The road less traveledWritten by Caitlin Bowling
The question ‘which way to Cherokee?’ continues bedeviling the state transportation department, which has been caught in a tug-of-war between Jackson County and Maggie Valley over who deserves a sign pointing the “right” way to Cherokee.
Maggie Valley currently holds title to the sole directional sign pointing motorists to Cherokee via U.S. 19 and over Soco Gap — and would like to keep it that way.
“We are all for helping promote Jackson County, but not at the expense of Maggie Valley,” said Maggie Valley Mayor Ron DeSimone.
The N.C. Department of Transportation is “leaning toward” posting a sign indicating that there are in fact two routes to Cherokee — one through Maggie and one that continues on past Sylva.
But by posting another sign, the department of transportation would “take away from one and give to another,” said Alderman Mike Matthews. “There has not been enough information to say you should go this way versus this way.”
Jackson County officials, meanwhile, have lobbied for the second sign, pointing out that the four-lane highway going past Sylva is actually safer and more user friendly than the route through Maggie. The tribe has expressed a desire for a second sign.
“They feel like the two-lane road over Soco is hazardous,” said Reuben Moore, a DOT official who works in the regional office in Sylva.
But DeSimone questioned Jackson’s true motive.
“Obviously, Jackson County did not bring this up because they were concerned for public welfare,” DeSimone said.
Maggie Valley could win out, however, as the DOT has yet to find a place to put the new sign and has not settled on concise wording.
Safety and travel time
Moore updated the Maggie Valley Board of Aldermen on the status of the sign issue at a town meeting last week.
If the DOT decides to allow a new sign, it would be placed by May before the beginning of the tourist season.
But, posting a new sign faces several obstacles, including where to place it.
“It takes about a mile of signage to properly sign an exit,” Moore said. But the roadside leading up to the Maggie exit is already cluttered with signage.
DOT has not settled on the appearance of the sign. It cannot simply put two dueling arrows on a sign pointing this way or that way to Cherokee.
“That is strictly against policy,” Moore said.
The DOT has discussed making a sign with the words Cherokee spanning the top half of the sign and the mileage for both routes below it: U.S. 74 at 37 miles and U.S. 19 at 24 miles.
Although the route through Maggie is shorter distance-wise, a study by the DOT showed that travel time was essentially the same — about 35 minutes — no matter which road was taken.
“We found that the travel time was very nearly the same,” Moore said.
Initially, Moore wanted the sign to specify that the travel time was about the same no matter which route is taken, but DOT vetoed the idea because traffic or accidents could delay travel along one of the roads.

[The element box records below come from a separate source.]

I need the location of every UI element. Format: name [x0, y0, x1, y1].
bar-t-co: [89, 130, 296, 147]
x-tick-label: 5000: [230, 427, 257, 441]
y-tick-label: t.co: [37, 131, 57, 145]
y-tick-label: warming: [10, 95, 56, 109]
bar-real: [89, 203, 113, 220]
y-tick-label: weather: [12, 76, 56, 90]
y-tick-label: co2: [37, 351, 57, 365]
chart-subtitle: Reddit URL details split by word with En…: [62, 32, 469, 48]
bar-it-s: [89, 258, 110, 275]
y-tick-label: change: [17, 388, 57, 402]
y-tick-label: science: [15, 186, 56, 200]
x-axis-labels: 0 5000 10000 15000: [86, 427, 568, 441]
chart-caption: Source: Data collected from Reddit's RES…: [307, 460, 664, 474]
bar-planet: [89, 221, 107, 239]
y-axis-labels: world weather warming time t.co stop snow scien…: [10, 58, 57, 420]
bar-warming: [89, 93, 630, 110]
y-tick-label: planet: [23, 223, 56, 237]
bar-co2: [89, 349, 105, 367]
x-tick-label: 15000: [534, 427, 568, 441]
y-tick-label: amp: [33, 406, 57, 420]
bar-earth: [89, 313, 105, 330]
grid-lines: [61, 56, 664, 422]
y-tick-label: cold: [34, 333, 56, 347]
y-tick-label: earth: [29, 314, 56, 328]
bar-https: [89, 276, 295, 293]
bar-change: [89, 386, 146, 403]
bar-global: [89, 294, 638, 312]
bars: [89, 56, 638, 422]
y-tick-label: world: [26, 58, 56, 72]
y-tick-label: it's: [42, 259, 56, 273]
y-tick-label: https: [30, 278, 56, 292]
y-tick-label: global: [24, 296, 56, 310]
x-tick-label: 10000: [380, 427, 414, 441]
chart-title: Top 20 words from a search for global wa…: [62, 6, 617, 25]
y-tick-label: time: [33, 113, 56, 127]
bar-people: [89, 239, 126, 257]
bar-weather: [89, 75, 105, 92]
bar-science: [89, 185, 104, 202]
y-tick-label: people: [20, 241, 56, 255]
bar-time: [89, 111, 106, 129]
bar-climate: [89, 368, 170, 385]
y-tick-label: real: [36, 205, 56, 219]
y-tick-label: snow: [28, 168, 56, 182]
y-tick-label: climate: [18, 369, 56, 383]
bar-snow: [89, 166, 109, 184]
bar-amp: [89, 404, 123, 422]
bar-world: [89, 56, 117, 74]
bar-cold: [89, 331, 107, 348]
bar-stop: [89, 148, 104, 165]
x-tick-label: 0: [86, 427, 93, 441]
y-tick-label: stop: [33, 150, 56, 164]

The department only test-drove the routes three times during the late fall and winter. The times do not account for increased traffic during the summer and early fall months when tourists flood the area. Get stuck behind a slow moving Winnebago, and the trip through Soco Gap could be a grueling one.
The review of both routes showed that the crash rate on U.S. 19 is 10 percent higher.
Alderman Mike Matthews said that the two roads are incomparable when it comes to wrecks because U.S. 19 runs through a town where cars are often slowing down or speeding up and pulling in or out of parking lots. The U.S. 441 route, however, is a four-lane divided highway.
“I don’t even see how that could be compared,” Matthews said.
Maggie Valley officials said they want “overwhelming, definitive information” showing that the road through Jackson County is safer.
Does DOT consider U.S. 19 to be safe, Matthews asked?
“Absolutely,” Moore responded.
Aldermen Saralyn Price asked Moore pointblank which road would he take if it was snowing and he was in Lake Junaluska.
“I wouldn’t be out,” Moore said.
The Board of Aldermen argued that the DOT has not provided any information that would validate a decision to post a new directional sign.
“I have not heard anything definite about (U.S. 441) being safer,” DeSimone said.
Capturing tourism dollars
Maggie Valley and Jackson County each hope to attract a portion of the 3.5 million people who visit the casino in Cherokee each year.
The idea that Maggie Valley will lose business should an alternative route be posted “presupposes that people are going to do what the signs tell them to do,” Moore said.
Jackson County commissioners haven’t been shy about their desires to funnel tourism traffic through that county. Jackson County Manager Chuck Wooten and the five county commissioners expressed surprise last week that their request for a sign had triggered uproars in Maggie Valley.
As they hammered out possible designs for a new welcome sign at the county line, Commissioner Doug Cody joked that they should add to Jackson County’s fantasy sign: “This is the best route to Cherokee.”
A decision will be made based on safety and the speed of traffic, assured Moore, not based on which route is more scenic or needs more business.
According to Jackson County Travel and Tourism, visitors have said that they prefer to take U.S. 441 to Cherokee. But, Moore said he can’t confirm whether that is true.